A slowing labor market
Other labor data less robust
At first blush, the average hourly earnings data looks healthy, coming in above expectations on a monthly and yearly basis. Yet wage growth has slowly declined since the first quarter of this year and continues to lag inflation. Average hours worked decreased slightly during November. The household survey, typically more volatile than the establishment survey, showed an employment loss while the labor force participation rate declined slightly during the month. Moreover, weekly unemployment claims continue to slowly tick higher, the number of open jobs continues to slowly decline and layoff announcements persist. Overall, the data shows a more nuanced picture of a labor market feeling stress.
“…the data shows a more nuanced picture of a labor market feeling stress.”
Consumers still active
Consumer confidence during November declined to its lowest level since July. Yet, in keeping with a theme over the last couple of years, that did not prevent consumers from going out and spending money. On both a nominal and real basis, spending fell in line with expectations during November. Consumers continue to utilize overall income growth (which exceeded expectations) and excess savings which they have not yet fully exhausted. This bodes relatively well now that we are in the heart of the holiday shopping season. Consumers should help close out another quarter of positive GDP growth, following the rebound in activity during the third quarter (revised slightly upward last week).

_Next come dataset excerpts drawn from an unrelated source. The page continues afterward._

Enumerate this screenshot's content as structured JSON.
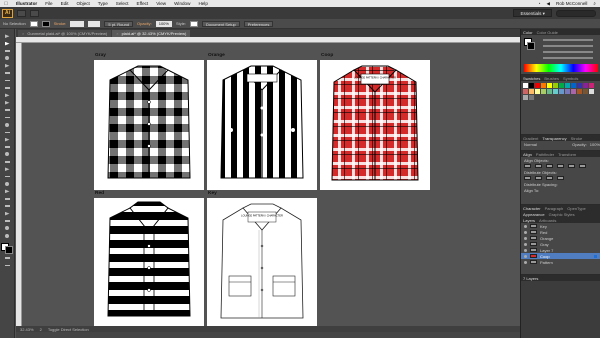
{
  "menubar": {
    "app": "Illustrator",
    "items": [
      "File",
      "Edit",
      "Object",
      "Type",
      "Select",
      "Effect",
      "View",
      "Window",
      "Help"
    ],
    "user": "Rob McConnell"
  },
  "appbar": {
    "logo": "Ai",
    "workspace": "Essentials ▾"
  },
  "control": {
    "selection": "No Selection",
    "stroke_label": "Stroke:",
    "brush": "5 pt. Round",
    "opacity_label": "Opacity:",
    "opacity_value": "100%",
    "style_label": "Style:",
    "document_setup": "Document Setup",
    "preferences": "Preferences"
  },
  "tabs": [
    {
      "label": "Gunmetal plaid.ai* @ 100% (CMYK/Preview)",
      "active": false
    },
    {
      "label": "plaid.ai* @ 32.43% (CMYK/Preview)",
      "active": true
    }
  ],
  "tab_close": "×",
  "window_title": "plaid.ai* @ 32.43% (CMYK/Preview)",
  "artboards": {
    "gray": "Gray",
    "orange": "Orange",
    "coop": "Coop",
    "red": "Red",
    "key": "Key"
  },
  "shirt_tag_text": "LOUNGE PATTERN / CHARACTER",
  "status": {
    "zoom": "32.43%",
    "page": "2",
    "tool": "Toggle Direct Selection"
  },
  "panels": {
    "color": {
      "tab": "Color",
      "tab2": "Color Guide"
    },
    "swatches": {
      "tab": "Swatches",
      "tab2": "Brushes",
      "tab3": "Symbols"
    },
    "stroke": {
      "tab": "Gradient",
      "tab2": "Transparency",
      "tab3": "Stroke"
    },
    "blend": {
      "mode": "Normal",
      "opacity_label": "Opacity:",
      "opacity": "100%"
    },
    "align": {
      "tab": "Align",
      "tab2": "Pathfinder",
      "tab3": "Transform",
      "align_objects": "Align Objects:",
      "distribute_objects": "Distribute Objects:",
      "distribute_spacing": "Distribute Spacing:",
      "align_to": "Align To:"
    },
    "character": {
      "tab": "Character",
      "tab2": "Paragraph",
      "tab3": "OpenType"
    },
    "appearance": {
      "tab": "Appearance",
      "tab2": "Graphic Styles"
    },
    "layers": {
      "tab": "Layers",
      "tab2": "Artboards",
      "items": [
        "Key",
        "Red",
        "Orange",
        "Gray",
        "Layer 7",
        "Coop",
        "Pattern"
      ],
      "footer": "7 Layers"
    }
  }
}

What we are watching this week
The ISM Services index for November should change little and remain above 50, signaling continued expansion in the sector. The producer price index (PPI) for November should show continued slowing inflation for both the headline and core indexes. Consumer sentiment should show a slight decline with high inflation continuing to weigh on consumers.
“The labor market will remain pivotal to CRE next year.”
Thought of the week
According to Adobe, consumers spent more than $9 billion online on Black Friday, a new record.